Depressed or not, Grimaldi was a sensation and two centuries on his bones lie in the park opposite my flat.

All good and interesting until workmen arrived a month ago and dug it upside down.

After weeks of muddied shoes and sharp clatters from beyond the window, I wrote on Twitter:

“Oh. And congratulations to Islington Council for transforming the lovely Joseph Grimaldi Park into something that resembles a bowl of porridge”

It was about as much as I had time to say on the subject. It wasn’t a concern but it was an irritant. The kind of latent issue that a councillor/politician would never get to hear about in a letter or at a public forum, but which they might just find out about if they took the time to study the Internet.

And well done to Bridget Fox for doing just that. Within the hour I received an @tweet informing me about plans for the park and estimated deadlines and this morning it was followed up by a blog post.

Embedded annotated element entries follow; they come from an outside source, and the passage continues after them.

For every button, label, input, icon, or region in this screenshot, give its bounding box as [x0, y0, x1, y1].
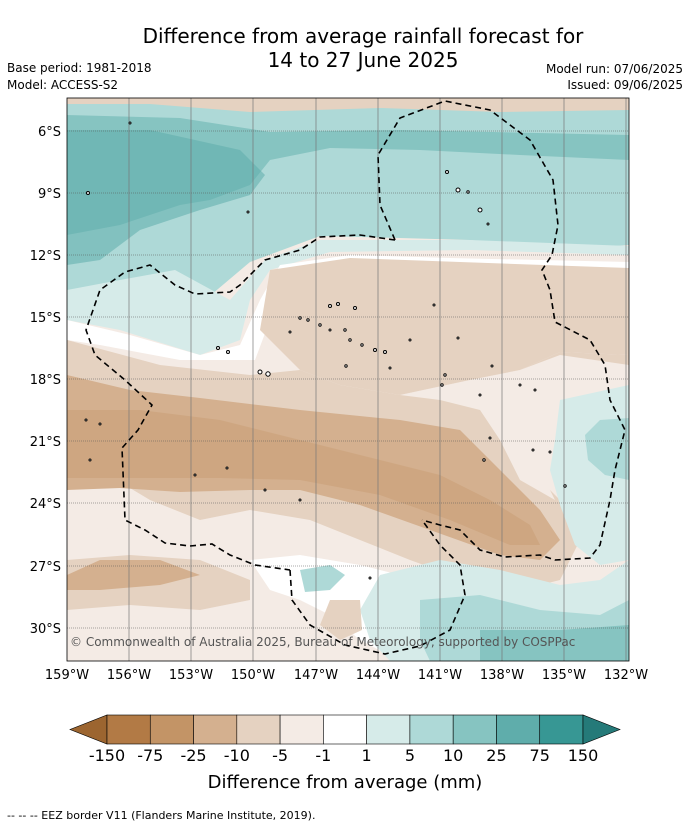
colorbar-segment	[539, 714, 584, 745]
map-frame	[66, 97, 630, 662]
colorbar-tick-label: 10	[443, 746, 463, 765]
rainfall-map: © Commonwealth of Australia 2025, Bureau…	[30, 97, 648, 793]
colorbar-segment	[452, 714, 497, 745]
lat-label: 12°S	[30, 249, 61, 264]
colorbar-tick-label: -150	[89, 746, 125, 765]
colorbar-segment	[149, 714, 194, 745]
model-label: Model: ACCESS-S2	[7, 78, 119, 92]
colorbar-tick-label: 75	[530, 746, 550, 765]
lon-label: 144°W	[356, 668, 400, 683]
lon-label: 147°W	[294, 668, 338, 683]
lon-label: 135°W	[542, 668, 586, 683]
title-line-1: Difference from average rainfall forecas…	[142, 24, 584, 48]
lat-label: 24°S	[30, 497, 61, 512]
lon-label: 156°W	[107, 668, 151, 683]
lon-label: 150°W	[231, 668, 275, 683]
chart-title: Difference from average rainfall forecas…	[0, 24, 690, 72]
graticule	[67, 130, 629, 629]
colorbar-extend-high	[582, 714, 621, 745]
colorbar-segment	[236, 714, 281, 745]
colorbar-segment	[409, 714, 454, 745]
longitude-labels: 159°W 156°W 153°W 150°W 147°W 144°W 141°…	[45, 668, 648, 683]
colorbar-tick-label: 25	[486, 746, 506, 765]
lon-label: 132°W	[604, 668, 648, 683]
lon-label: 138°W	[480, 668, 524, 683]
title-line-2: 14 to 27 June 2025	[267, 48, 459, 72]
colorbar-segment	[366, 714, 411, 745]
colorbar-label: Difference from average (mm)	[208, 772, 483, 793]
copyright-text: © Commonwealth of Australia 2025, Bureau…	[70, 635, 575, 649]
contour-fields	[67, 98, 629, 661]
lon-label: 141°W	[418, 668, 462, 683]
colorbar-tick-label: 5	[405, 746, 415, 765]
colorbar-tick-label: 150	[568, 746, 599, 765]
colorbar-tick-label: -5	[272, 746, 288, 765]
colorbar-segment	[193, 714, 238, 745]
colorbar-tick-label: -10	[224, 746, 250, 765]
colorbar-tick-labels: -150 -75 -25 -10 -5 -1 1 5 10 25 75 150	[89, 746, 598, 765]
colorbar-tick-label: -1	[315, 746, 331, 765]
issued-label: Issued: 09/06/2025	[567, 78, 683, 92]
island-outlines	[84, 121, 567, 580]
colorbar-tick-label: -25	[180, 746, 206, 765]
colorbar-segment	[279, 714, 324, 745]
lat-label: 30°S	[30, 622, 61, 637]
eez-legend-note: -- -- -- EEZ border V11 (Flanders Marine…	[7, 809, 316, 822]
colorbar	[69, 714, 621, 745]
lon-label: 159°W	[45, 668, 89, 683]
lon-label: 153°W	[169, 668, 213, 683]
colorbar-extend-low	[69, 714, 108, 745]
colorbar-segment	[106, 714, 151, 745]
colorbar-tick-label: -75	[137, 746, 163, 765]
lat-label: 9°S	[38, 187, 61, 202]
lat-label: 18°S	[30, 373, 61, 388]
colorbar-tick-label: 1	[362, 746, 372, 765]
lat-label: 27°S	[30, 560, 61, 575]
lat-label: 15°S	[30, 311, 61, 326]
eez-borders	[85, 100, 626, 655]
base-period-label: Base period: 1981-2018	[7, 61, 152, 75]
colorbar-segment	[323, 714, 367, 745]
meridians	[128, 98, 627, 661]
latitude-labels: 6°S 9°S 12°S 15°S 18°S 21°S 24°S 27°S 30…	[30, 125, 61, 637]
lat-label: 6°S	[38, 125, 61, 140]
lat-label: 21°S	[30, 435, 61, 450]
colorbar-segment	[496, 714, 541, 745]
model-run-label: Model run: 07/06/2025	[545, 62, 683, 76]
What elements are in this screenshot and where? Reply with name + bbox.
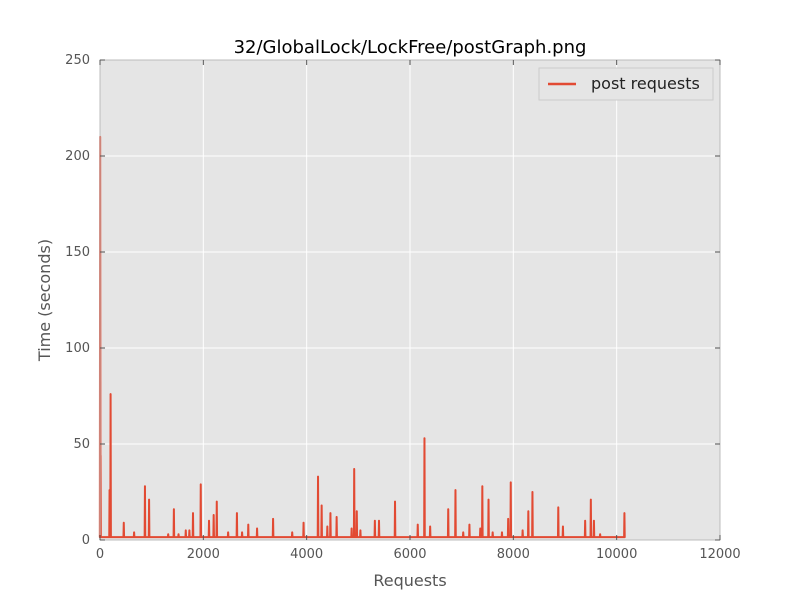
y-tick-label: 100 (65, 341, 90, 356)
data-point (272, 518, 274, 520)
x-tick-label: 0 (96, 547, 104, 562)
data-point (584, 520, 586, 522)
data-point (188, 529, 191, 532)
data-point (479, 527, 482, 530)
data-point (192, 512, 194, 514)
data-point (326, 525, 329, 528)
data-point (593, 520, 595, 522)
data-point (429, 525, 431, 528)
data-point (454, 489, 457, 491)
data-point (590, 498, 592, 501)
data-point (291, 531, 294, 534)
data-point (481, 485, 484, 488)
data-point (355, 510, 358, 512)
data-point (394, 500, 396, 503)
data-point (227, 531, 229, 534)
x-tick-label: 12000 (699, 547, 740, 562)
data-point (335, 516, 338, 518)
data-point (527, 510, 530, 512)
data-point (247, 523, 250, 526)
x-tick-label: 4000 (290, 547, 323, 562)
data-point (507, 518, 509, 520)
data-point (531, 491, 534, 493)
data-point (173, 508, 175, 511)
tick-layer: 0 2000 4000 6000 8000 10000 12000 0 50 100 150 200 2… (65, 53, 741, 562)
data-point (208, 520, 210, 522)
data-point (133, 531, 135, 534)
data-point (491, 531, 494, 534)
data-point (599, 533, 601, 536)
data-point (256, 527, 258, 530)
x-tick-label: 6000 (393, 547, 426, 562)
data-point (320, 504, 323, 507)
data-point (509, 481, 512, 484)
data-point (109, 393, 112, 395)
data-point (148, 498, 150, 501)
x-tick-label: 8000 (497, 547, 530, 562)
y-tick-label: 0 (82, 533, 90, 548)
series-line-post-requests (98, 135, 626, 539)
chart-title: 32/GlobalLock/LockFree/postGraph.png (234, 37, 587, 58)
data-point (212, 514, 215, 516)
x-axis-label: Requests (373, 571, 446, 590)
data-point (501, 531, 503, 534)
series-layer (98, 135, 626, 539)
data-point (462, 531, 465, 534)
data-point (447, 508, 450, 511)
data-point (122, 521, 125, 524)
data-point (487, 498, 490, 501)
data-point (468, 523, 471, 526)
data-point (350, 527, 353, 530)
data-point (108, 489, 111, 491)
data-point (359, 529, 362, 532)
data-point (184, 529, 187, 532)
data-point (302, 521, 305, 524)
y-axis-label: Time (seconds) (35, 239, 54, 362)
data-point (423, 437, 426, 440)
data-point (144, 485, 146, 488)
y-tick-label: 250 (65, 53, 90, 68)
data-point (241, 531, 243, 534)
data-point (623, 512, 626, 514)
data-point (317, 475, 319, 478)
data-point (329, 512, 332, 514)
y-tick-label: 50 (73, 437, 90, 452)
data-point (416, 523, 419, 526)
data-point (236, 512, 238, 514)
y-tick-label: 150 (65, 245, 90, 260)
data-point (557, 506, 560, 509)
legend-label: post requests (591, 74, 700, 93)
data-point (199, 483, 202, 486)
x-tick-label: 10000 (596, 547, 637, 562)
data-point (378, 520, 380, 522)
data-point (215, 500, 218, 503)
data-point (353, 468, 356, 470)
data-point (521, 529, 524, 532)
data-point (177, 533, 180, 536)
y-tick-label: 200 (65, 149, 90, 164)
legend: post requests (538, 67, 714, 101)
data-point (374, 520, 376, 522)
x-tick-label: 2000 (187, 547, 220, 562)
data-point (167, 533, 169, 536)
data-point (562, 525, 564, 528)
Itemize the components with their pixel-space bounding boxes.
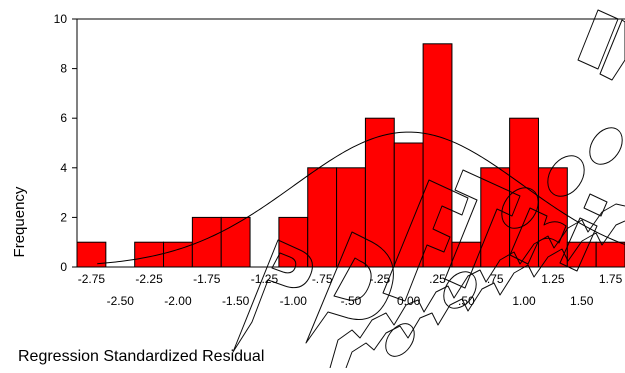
watermark <box>232 9 625 369</box>
y-tick-label: 10 <box>54 12 68 26</box>
x-tick-label: 1.25 <box>541 272 565 286</box>
histogram-bar <box>422 43 453 268</box>
x-tick-label: .25 <box>429 272 446 286</box>
x-tick-label: -2.00 <box>164 294 192 308</box>
x-tick-label: 1.75 <box>599 272 623 286</box>
axes-layer <box>76 18 625 268</box>
x-tick-labels: -2.75 -2.25 -1.75 -1.25 -.75 -.25 .25 .75 1.25 1.… <box>78 272 623 308</box>
x-tick-label: 1.00 <box>512 294 536 308</box>
histogram-bar <box>191 216 222 268</box>
histogram-bar <box>480 167 511 268</box>
x-tick-label: -1.25 <box>251 272 279 286</box>
x-tick-label: -1.75 <box>193 272 221 286</box>
x-tick-label: 1.50 <box>570 294 594 308</box>
histogram-bar <box>76 241 107 268</box>
histogram-bar <box>566 241 597 268</box>
y-tick-label: 8 <box>60 62 67 76</box>
y-tick-label: 6 <box>60 111 67 125</box>
y-axis-label: Frequency <box>11 186 28 257</box>
y-tick-label: 2 <box>60 210 67 224</box>
x-tick-label: -1.50 <box>222 294 250 308</box>
histogram-bar <box>307 167 338 268</box>
x-tick-label: -2.75 <box>78 272 106 286</box>
x-tick-label: -2.25 <box>135 272 163 286</box>
histogram-bar <box>595 241 625 268</box>
x-tick-label: 0.00 <box>397 294 421 308</box>
x-axis-label: Regression Standardized Residual <box>18 348 264 365</box>
bars-layer <box>76 43 625 268</box>
histogram-bar <box>537 167 568 268</box>
histogram-bar <box>220 216 251 268</box>
y-tick-labels: 0 2 4 6 8 10 <box>54 12 77 274</box>
x-tick-label: -.50 <box>341 294 362 308</box>
histogram-bar <box>451 241 482 268</box>
x-tick-label: -.25 <box>369 272 390 286</box>
histogram-bar <box>364 117 395 268</box>
x-tick-label: -.75 <box>312 272 333 286</box>
y-tick-label: 0 <box>60 260 67 274</box>
x-tick-label: -2.50 <box>107 294 135 308</box>
x-tick-label: -1.00 <box>280 294 308 308</box>
x-tick-label: .50 <box>458 294 475 308</box>
y-tick-label: 4 <box>60 161 67 175</box>
x-tick-label: .75 <box>487 272 504 286</box>
histogram-bar <box>336 167 366 268</box>
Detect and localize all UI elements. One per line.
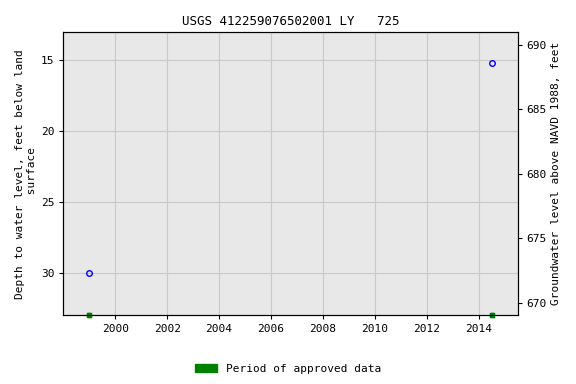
Y-axis label: Groundwater level above NAVD 1988, feet: Groundwater level above NAVD 1988, feet <box>551 42 561 305</box>
Title: USGS 412259076502001 LY   725: USGS 412259076502001 LY 725 <box>181 15 399 28</box>
Y-axis label: Depth to water level, feet below land
 surface: Depth to water level, feet below land su… <box>15 49 37 298</box>
Legend: Period of approved data: Period of approved data <box>191 359 385 379</box>
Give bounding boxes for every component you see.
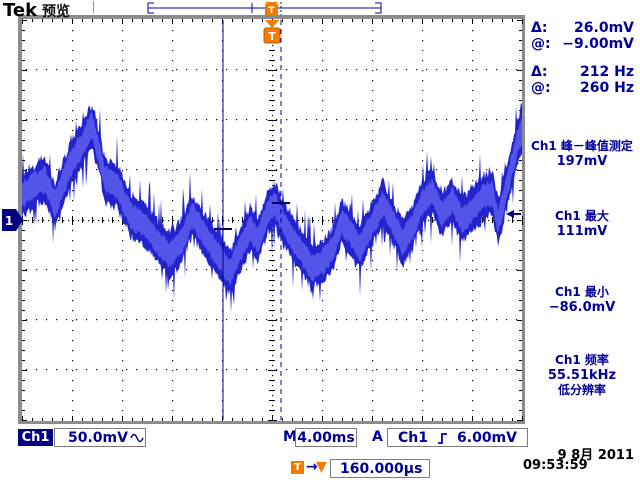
delta-icon: Δ: bbox=[531, 20, 548, 36]
timebase-box: 4.00ms bbox=[295, 428, 357, 447]
measurement-frequency: Ch1 频率 55.51kHz 低分辨率 bbox=[524, 353, 640, 398]
record-window-right-bracket bbox=[375, 2, 382, 14]
trigger-source: Ch1 bbox=[398, 429, 428, 446]
low-resolution-qualifier: 低分辨率 bbox=[557, 383, 606, 397]
record-trigger-flag bbox=[265, 4, 278, 15]
horizontal-delay-box: 160.000µs bbox=[330, 459, 430, 478]
cursor-delta-voltage: Δ: 26.0mV bbox=[531, 20, 634, 36]
trigger-level-arrow-tail bbox=[514, 213, 521, 215]
acquisition-mode-label: 预览 bbox=[42, 4, 70, 20]
trigger-level: 6.00mV bbox=[457, 429, 517, 446]
timebase-label: M bbox=[283, 429, 297, 445]
record-trigger-flag-letter: T bbox=[268, 6, 275, 16]
cursor-at-frequency: @: 260 Hz bbox=[531, 80, 634, 96]
delta-icon: Δ: bbox=[531, 64, 548, 80]
channel-1-ground-number: 1 bbox=[5, 214, 13, 228]
trigger-position-icon: T bbox=[291, 461, 304, 474]
cursor-at-voltage: @: −9.00mV bbox=[531, 36, 634, 52]
at-icon: @: bbox=[531, 36, 551, 52]
date-display: 9 8月 2011 bbox=[557, 448, 634, 463]
cursor-2-amplitude-tick bbox=[272, 202, 290, 204]
trigger-position-badge bbox=[263, 27, 281, 44]
ch1-waveform-core bbox=[22, 112, 522, 286]
trigger-position-letter: T bbox=[268, 30, 276, 43]
tek-logo: Tek bbox=[3, 0, 38, 21]
measurement-min: Ch1 最小 −86.0mV bbox=[548, 285, 616, 315]
record-window-left-bracket bbox=[147, 2, 154, 14]
at-icon: @: bbox=[531, 80, 551, 96]
measurement-max: Ch1 最大 111mV bbox=[555, 209, 609, 239]
rising-edge-icon bbox=[438, 432, 447, 444]
acquire-label: A bbox=[372, 429, 383, 445]
vertical-scale-box: 50.0mV bbox=[54, 428, 146, 447]
delay-arrow-icon: → bbox=[306, 459, 318, 475]
ac-coupling-icon bbox=[130, 433, 144, 442]
delay-marker-icon: ▼ bbox=[316, 459, 327, 475]
channel-1-ground-marker bbox=[2, 209, 23, 231]
trigger-readout-box: Ch1 6.00mV bbox=[387, 428, 528, 447]
topbar-divider bbox=[93, 1, 94, 13]
measurement-pkpk: Ch1 峰－峰值测定 197mV bbox=[531, 139, 633, 169]
trigger-position-arrow-icon bbox=[265, 20, 279, 28]
channel-1-badge: Ch1 bbox=[18, 429, 53, 446]
trigger-level-arrow-icon bbox=[506, 210, 514, 218]
cursor-1-amplitude-tick bbox=[214, 228, 232, 230]
cursor-delta-frequency: Δ: 212 Hz bbox=[531, 64, 634, 80]
time-display: 09:53:59 bbox=[523, 458, 588, 473]
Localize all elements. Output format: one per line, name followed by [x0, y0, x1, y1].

Clowning around « Bridget's Blog_1260097902631

If you glue those two things together it adds up to about as much direct engagement I’ve had with a politician for years. Mostly my fault, I know – but a lesson for politicians nonetheless. If you want to dig beneath the surface (pun intended) and engage with the apathetic masses – then social media is a pretty good way to go.

I suppose it would be glib and rather self-absorbed of me to suggest that I was going to vote for a politician because I’ve appeared in one of their blog posts. But in a world of beeping computers, identity numbers and automated messages it is comforting to communicate with another directly. And when it comes down to it, that might just make the difference.